Ma quanto pesa quest’Italia apparentemente intelligente, colta, bene educata, di cui si fa una certa fatica a trovare traccia nel discorso pubblico? Nel bel paese vince il partito dell’ignoranza o quello della conoscenza?
Dovrebbe rispondere qualche sociologo sulla base di adeguate ricerche (ma sicuramente sarà già stato fatto).
Sul valore politico del dubbio ho litigato un po’, ma urbanamente, con qualche amico di sinistra a proposito dell’intervista che Giuliano Pisapia ha dato domenica a Repubblica, in cui si dice incerto sul Sì e il No al referendum sulla riforma costituzionale ( “Non sono iscritto al fronte del No, per ora non mi esprimo”), e appare propenso a un compromesso che riapra un dialogo nel centrosinistra: “Molto dipenderà se ci sarà la modifica dell’Italicum e dall’impegno a rendere più snelli alcuni punti di questa riforma della Carta”.
Molte le reazioni negative: che aspetta Pisapia a decidersi? Traccheggia perché in realtà lui è per l’alleanza con Renzi e basta? Tranchant Stefano Fassina: “Caro Giuliano il centrosinistra è morto e il tuo elogio della ragionevolezza dorotea è fuori tempo massimo”.
Sto cercando di capire bene che cosa esattamente prevede il testo, sicuramente pasticciato, della riforma, e i nessi con la legge elettorale. Penso che voterò No, per vari motivi che non elenco qui, ma resto geloso dei miei dubbi, che riguardano soprattutto il linguaggio e i propositi dei contendenti in campo.
Infatti la stessa scelta, per il Sì o per il No, può caricarsi di significati politici del tutto diversi.
Voto No perché non mi piace il testo Boschi, ma mi piace invece come stanno le cose adesso? Oppure vorrei cambiarle in un’altra direzione? Ma quale? E come? D’Alema si è dotato di una proposta “in soli tre articoli”. Parisi ha proposto un’assemblea costituente. Coloro che si autodefiniscono “sinistra” hanno un obiettivo chiaro (al di là di buttare giù Renzi)?
Ma ora – si dice – tocca a Renzi rispondere con i fatti alle aperture di un Pisapia (e di altri nella minoranza del Pd).

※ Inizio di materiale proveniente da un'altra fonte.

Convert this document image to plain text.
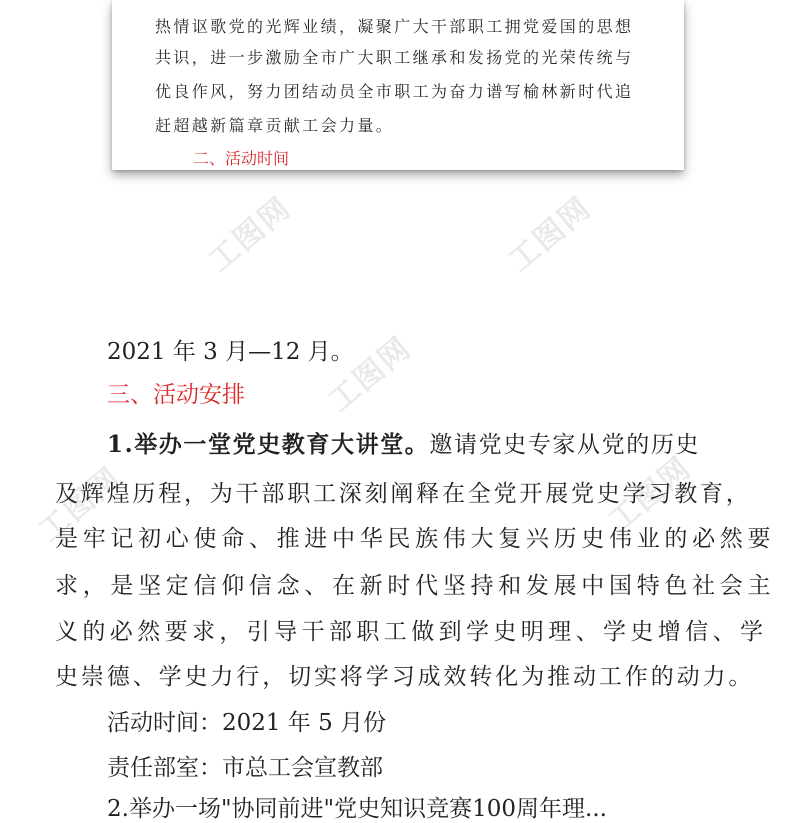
工图网	工图网
工图网
工图网	工图网
热情讴歌党的光辉业绩，凝聚广大干部职工拥党爱国的思想
共识，进一步激励全市广大职工继承和发扬党的光荣传统与
优良作风，努力团结动员全市职工为奋力谱写榆林新时代追
赶超越新篇章贡献工会力量。
二、活动时间
2021 年 3 月—12 月。
三、活动安排
1.举办一堂党史教育大讲堂。邀请党史专家从党的历史
及辉煌历程，为干部职工深刻阐释在全党开展党史学习教育，
是牢记初心使命、推进中华民族伟大复兴历史伟业的必然要
求，是坚定信仰信念、在新时代坚持和发展中国特色社会主
义的必然要求，引导干部职工做到学史明理、学史增信、学
史崇德、学史力行，切实将学习成效转化为推动工作的动力。
活动时间：2021 年 5 月份
责任部室：市总工会宣教部
2.举办一场"协同前进"党史知识竞赛100周年理...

E’ vero. E il cattolico presidente del Consiglio dovrebbe cominciare ascoltando e adottando le parole di Santa Madre Chiesa: “Non succederà nulla di tragico, né se vince il Sì, né in caso contrario” (come riferisce Massimo Franco sul Corriere di lunedì 19). La millenaria saggezza apostolica romana a quanto pare è ancora immersa nel dubbio.